Com a aproximação da Olimpíada e a questão do turismo sexual essa discussão pega fogo no Rio de Janeiro e nas redes sociais

Tudo começou com o anúncio “Turismo sexual e Olimpíadas: quebrando tabus”, do Comitê Popular da Copa e Olimpíadas e da Marcha das Vadias. A convocação, via Facebook, anunciava uma roda de debate no dia 16 de junho, duas semanas à frente, mas a briga se inflamou ali mesmo e de imediato, na internet. Furiosas com o nome do evento, um grupo de feministas se organizou para criticar a ideia. Em dois dias, uma guerra estava declarada.
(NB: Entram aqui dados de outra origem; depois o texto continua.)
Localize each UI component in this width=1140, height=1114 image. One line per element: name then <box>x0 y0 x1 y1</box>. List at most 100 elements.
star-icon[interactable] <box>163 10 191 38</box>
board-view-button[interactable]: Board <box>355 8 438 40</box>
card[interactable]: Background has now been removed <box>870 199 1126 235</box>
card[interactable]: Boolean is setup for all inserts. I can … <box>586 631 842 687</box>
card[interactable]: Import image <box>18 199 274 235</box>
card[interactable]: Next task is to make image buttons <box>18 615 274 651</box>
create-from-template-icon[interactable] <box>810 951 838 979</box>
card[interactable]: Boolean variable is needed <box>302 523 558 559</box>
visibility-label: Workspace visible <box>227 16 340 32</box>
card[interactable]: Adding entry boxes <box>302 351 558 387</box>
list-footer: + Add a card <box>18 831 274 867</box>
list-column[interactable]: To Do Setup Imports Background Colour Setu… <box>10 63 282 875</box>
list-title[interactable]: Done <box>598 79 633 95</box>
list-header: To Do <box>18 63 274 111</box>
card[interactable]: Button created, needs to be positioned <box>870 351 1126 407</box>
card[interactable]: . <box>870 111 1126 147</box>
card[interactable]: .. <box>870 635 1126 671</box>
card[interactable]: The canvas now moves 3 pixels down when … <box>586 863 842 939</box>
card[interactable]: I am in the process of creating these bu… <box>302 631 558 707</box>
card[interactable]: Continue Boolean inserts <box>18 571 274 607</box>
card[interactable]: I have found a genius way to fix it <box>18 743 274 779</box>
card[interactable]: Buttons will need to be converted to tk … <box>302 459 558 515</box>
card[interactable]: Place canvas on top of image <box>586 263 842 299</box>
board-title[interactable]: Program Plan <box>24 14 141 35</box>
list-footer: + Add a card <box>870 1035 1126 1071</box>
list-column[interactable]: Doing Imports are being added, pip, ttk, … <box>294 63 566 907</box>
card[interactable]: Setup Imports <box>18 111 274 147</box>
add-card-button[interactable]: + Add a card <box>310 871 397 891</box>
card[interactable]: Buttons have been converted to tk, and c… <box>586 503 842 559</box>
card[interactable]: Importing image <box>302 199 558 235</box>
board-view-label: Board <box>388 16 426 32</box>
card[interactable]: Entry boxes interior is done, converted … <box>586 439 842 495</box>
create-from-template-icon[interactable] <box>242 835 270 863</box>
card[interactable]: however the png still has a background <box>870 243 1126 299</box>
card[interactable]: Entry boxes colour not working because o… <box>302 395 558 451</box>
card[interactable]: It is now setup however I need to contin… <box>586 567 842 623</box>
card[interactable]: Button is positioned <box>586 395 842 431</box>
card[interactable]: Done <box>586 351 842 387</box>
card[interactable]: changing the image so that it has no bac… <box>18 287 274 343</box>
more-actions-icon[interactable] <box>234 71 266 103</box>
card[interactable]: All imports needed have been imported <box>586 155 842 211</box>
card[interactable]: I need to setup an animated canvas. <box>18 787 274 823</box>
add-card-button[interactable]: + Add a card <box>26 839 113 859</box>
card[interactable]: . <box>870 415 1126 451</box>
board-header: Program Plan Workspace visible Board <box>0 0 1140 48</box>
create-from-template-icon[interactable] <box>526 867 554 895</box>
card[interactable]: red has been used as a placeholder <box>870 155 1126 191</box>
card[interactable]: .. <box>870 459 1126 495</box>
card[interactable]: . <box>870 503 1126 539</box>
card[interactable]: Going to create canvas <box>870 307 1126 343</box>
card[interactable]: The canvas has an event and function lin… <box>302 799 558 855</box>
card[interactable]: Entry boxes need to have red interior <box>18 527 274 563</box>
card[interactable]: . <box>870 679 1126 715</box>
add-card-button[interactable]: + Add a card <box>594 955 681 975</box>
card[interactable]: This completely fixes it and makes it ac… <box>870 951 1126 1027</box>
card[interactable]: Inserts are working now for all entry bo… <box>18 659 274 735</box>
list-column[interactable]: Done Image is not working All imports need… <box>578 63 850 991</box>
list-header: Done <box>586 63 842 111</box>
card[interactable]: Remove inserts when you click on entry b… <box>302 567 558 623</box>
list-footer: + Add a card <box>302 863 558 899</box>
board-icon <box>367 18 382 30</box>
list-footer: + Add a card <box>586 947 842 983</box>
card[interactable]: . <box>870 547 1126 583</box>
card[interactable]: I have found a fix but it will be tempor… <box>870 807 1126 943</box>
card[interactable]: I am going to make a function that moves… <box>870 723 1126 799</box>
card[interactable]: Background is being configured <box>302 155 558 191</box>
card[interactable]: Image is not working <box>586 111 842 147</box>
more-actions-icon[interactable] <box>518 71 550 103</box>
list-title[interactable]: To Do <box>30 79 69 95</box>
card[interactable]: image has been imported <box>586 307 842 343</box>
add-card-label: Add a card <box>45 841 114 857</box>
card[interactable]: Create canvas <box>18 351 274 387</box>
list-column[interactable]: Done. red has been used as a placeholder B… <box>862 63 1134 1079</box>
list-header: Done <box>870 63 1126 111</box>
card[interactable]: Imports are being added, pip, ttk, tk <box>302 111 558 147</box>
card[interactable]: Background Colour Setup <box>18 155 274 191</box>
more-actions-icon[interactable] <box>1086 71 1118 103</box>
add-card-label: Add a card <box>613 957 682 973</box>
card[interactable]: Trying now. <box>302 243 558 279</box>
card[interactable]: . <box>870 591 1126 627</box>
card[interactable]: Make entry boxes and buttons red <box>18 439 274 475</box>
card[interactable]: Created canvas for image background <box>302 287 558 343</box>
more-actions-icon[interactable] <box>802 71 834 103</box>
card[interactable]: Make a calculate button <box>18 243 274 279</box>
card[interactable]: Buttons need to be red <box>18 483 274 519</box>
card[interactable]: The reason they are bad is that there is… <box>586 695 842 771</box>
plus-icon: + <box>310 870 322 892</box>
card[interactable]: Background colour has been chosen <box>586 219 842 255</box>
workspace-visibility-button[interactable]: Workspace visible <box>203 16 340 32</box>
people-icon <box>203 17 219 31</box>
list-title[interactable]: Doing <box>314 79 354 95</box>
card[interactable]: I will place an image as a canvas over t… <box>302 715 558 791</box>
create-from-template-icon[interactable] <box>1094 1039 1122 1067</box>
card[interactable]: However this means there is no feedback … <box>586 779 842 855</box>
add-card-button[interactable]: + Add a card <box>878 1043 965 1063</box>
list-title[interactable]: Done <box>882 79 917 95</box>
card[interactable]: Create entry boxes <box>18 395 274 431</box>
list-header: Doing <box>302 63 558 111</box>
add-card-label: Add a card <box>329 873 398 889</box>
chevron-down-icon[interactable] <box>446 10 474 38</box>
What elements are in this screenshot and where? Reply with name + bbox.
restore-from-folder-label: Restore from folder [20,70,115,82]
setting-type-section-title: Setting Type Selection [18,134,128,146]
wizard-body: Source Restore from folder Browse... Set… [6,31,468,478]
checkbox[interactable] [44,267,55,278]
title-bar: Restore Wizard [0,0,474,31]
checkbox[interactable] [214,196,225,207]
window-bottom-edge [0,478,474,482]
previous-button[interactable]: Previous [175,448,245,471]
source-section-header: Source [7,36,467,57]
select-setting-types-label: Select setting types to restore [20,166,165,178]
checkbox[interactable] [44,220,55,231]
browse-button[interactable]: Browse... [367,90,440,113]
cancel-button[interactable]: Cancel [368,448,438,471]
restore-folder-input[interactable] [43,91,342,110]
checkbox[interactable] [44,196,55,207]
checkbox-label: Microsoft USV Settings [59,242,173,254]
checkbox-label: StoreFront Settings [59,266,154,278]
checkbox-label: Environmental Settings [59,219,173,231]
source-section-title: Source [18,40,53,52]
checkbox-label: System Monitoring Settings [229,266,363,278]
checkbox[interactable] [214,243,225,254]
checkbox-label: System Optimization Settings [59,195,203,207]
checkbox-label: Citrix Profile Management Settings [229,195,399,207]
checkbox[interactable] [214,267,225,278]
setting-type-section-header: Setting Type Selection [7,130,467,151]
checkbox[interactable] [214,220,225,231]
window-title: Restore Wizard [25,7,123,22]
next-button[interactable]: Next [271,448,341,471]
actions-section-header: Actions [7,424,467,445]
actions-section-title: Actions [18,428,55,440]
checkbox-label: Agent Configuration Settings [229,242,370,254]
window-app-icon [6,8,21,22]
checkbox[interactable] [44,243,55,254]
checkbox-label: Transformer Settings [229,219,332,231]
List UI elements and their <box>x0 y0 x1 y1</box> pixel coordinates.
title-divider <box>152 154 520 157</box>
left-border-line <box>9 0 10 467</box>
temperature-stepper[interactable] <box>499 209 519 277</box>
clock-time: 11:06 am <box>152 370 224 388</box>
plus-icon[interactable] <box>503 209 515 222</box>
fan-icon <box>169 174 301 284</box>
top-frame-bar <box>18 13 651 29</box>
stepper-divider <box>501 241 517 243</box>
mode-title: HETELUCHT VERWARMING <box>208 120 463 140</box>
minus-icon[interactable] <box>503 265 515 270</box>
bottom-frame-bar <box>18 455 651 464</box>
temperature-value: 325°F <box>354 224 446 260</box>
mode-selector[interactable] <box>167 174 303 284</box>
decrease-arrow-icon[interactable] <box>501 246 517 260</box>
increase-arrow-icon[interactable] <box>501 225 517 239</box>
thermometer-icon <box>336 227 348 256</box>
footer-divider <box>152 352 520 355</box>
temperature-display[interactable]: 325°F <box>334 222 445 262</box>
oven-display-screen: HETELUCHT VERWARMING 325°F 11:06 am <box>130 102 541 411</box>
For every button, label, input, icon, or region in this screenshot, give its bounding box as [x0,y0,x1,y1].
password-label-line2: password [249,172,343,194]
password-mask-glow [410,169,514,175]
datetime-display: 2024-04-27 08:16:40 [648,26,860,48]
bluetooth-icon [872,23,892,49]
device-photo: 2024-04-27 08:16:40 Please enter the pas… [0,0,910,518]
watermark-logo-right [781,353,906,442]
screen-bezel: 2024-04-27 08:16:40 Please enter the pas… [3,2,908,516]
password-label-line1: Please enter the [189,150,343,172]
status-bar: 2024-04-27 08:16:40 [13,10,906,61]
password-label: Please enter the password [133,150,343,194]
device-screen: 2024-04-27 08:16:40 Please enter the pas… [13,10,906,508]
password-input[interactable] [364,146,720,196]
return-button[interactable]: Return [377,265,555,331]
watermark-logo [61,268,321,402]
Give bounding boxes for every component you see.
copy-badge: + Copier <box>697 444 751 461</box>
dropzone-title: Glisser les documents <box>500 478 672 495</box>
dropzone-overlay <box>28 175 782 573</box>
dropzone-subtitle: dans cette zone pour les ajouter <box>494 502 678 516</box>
De um lado, as prostitutas, idealizadoras da conversa, propondo discutir a realidade dos megaeventos, em que a “vida fácil” não passa de ilusão. Ao invés de lucros altos, as festas esportivas muitas vezes trazem uma violência policial dedicada a “limpar” os centros urbanos de sua presença. Do outro, feministas radicais, também conhecidas como radfem, para quem a venda de sexo é sinônimo de abuso sexual. “Prostituição e pornô são estupros pagos. Regulamentar, como elas defendem, não é dar direitos, e sim transformar o corpo da mulher em objeto”, acredita a gaúcha Fabiana Baldo, jornalista e dona da página RadFem Resiste, que se engajou na discussão. O grupo milita pelo fim de toda oferta de sexo, mesmo a autônoma praticada por adultos.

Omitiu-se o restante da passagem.